THE FIRST FUSION REACTOR IS COMING, THE ROLE OF ITALY

The European Roadmap towards fusion electricity envisages the realization of the first reactor to feed electricity into the grid.The Joint European Torus (JET), the world's largest nuclear fusion experiment, achieved a new record of energy produced during the last and final experimental campaign, demonstrating the ability to reliably generate fusion energy.The main European laboratories coordinated by EUROfusion contributed to the success of the experiments. Italy is a partner with ENEA, the National Research Council, the RFX Consortium and some universities.In the USA, last year the National Ignition Facility in Livermore, California, demonstrated with 192 lasers that it can repeatedly achieve reactions that produce more energy than they consume.The result is a milestone on the long road to clean energy production and virtually inexhaustible.

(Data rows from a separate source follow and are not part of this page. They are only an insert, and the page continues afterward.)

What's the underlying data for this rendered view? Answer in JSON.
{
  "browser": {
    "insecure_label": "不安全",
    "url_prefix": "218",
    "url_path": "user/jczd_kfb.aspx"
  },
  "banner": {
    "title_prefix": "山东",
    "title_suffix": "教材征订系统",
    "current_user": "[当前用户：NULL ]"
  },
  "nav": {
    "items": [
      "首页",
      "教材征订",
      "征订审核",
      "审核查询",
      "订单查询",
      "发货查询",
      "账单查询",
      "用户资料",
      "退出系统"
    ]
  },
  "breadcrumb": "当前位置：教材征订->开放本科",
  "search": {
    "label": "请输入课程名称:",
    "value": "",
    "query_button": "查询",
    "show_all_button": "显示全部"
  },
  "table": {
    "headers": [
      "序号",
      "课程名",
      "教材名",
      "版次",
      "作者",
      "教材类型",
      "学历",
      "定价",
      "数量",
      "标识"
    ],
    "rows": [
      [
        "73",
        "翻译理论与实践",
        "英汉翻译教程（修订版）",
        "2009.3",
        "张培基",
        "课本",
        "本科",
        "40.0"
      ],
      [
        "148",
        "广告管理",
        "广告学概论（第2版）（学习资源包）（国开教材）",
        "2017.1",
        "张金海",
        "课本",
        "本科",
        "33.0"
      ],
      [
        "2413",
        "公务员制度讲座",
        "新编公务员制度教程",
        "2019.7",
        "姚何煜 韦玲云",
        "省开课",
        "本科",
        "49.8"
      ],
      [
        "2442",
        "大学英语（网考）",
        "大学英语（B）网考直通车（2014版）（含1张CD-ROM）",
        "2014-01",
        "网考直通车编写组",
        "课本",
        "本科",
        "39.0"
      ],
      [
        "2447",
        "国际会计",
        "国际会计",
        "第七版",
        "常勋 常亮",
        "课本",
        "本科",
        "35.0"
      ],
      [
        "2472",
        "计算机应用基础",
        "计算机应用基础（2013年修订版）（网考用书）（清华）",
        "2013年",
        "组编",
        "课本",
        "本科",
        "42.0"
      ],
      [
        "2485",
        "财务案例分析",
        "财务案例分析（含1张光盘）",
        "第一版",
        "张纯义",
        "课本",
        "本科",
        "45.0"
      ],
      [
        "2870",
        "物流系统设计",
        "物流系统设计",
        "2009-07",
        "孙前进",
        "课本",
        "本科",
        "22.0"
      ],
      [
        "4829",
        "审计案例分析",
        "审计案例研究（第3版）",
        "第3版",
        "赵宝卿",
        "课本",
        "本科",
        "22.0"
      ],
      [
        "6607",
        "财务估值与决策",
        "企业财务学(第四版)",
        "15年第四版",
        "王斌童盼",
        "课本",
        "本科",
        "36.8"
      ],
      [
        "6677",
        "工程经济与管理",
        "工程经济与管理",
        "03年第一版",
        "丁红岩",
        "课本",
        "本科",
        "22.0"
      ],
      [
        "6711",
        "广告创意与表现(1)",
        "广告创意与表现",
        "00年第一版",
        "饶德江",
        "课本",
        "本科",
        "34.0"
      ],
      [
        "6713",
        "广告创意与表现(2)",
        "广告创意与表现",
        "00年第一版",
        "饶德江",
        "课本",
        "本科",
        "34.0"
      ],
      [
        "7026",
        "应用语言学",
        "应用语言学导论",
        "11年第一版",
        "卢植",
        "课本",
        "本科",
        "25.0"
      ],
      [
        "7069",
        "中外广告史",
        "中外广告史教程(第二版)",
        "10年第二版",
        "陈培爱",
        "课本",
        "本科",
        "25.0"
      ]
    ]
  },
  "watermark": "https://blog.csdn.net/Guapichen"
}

THE (SLOW) PROGRESS OF NUCLEAR FISSION

For nuclear fission, however, we speak of fourth generation, which however only exists on the planners' paper.The most recent reactors are III generation or III generation plus, essentially the same technology as the 1960s but with redundant and multiplied safety systems. The problem is always the waste for which a definitive geological arrangement has not yet been identified – there is not a single definitive geological deposit in the world – nor an industrial recovery method.Currently the waste is stored in ultra-resistant containers - casks - and stored in active power plants.They are also under study newly developed fission reactors, safer and with less waste production.The projects are different, some even quite promising, but they are still in the laboratories and their industrial scalability is still far away.There is also a lot of talk about Small modular nuclear reactors which are nothing more than small nuclear fission reactors, like those that power ships or submarines.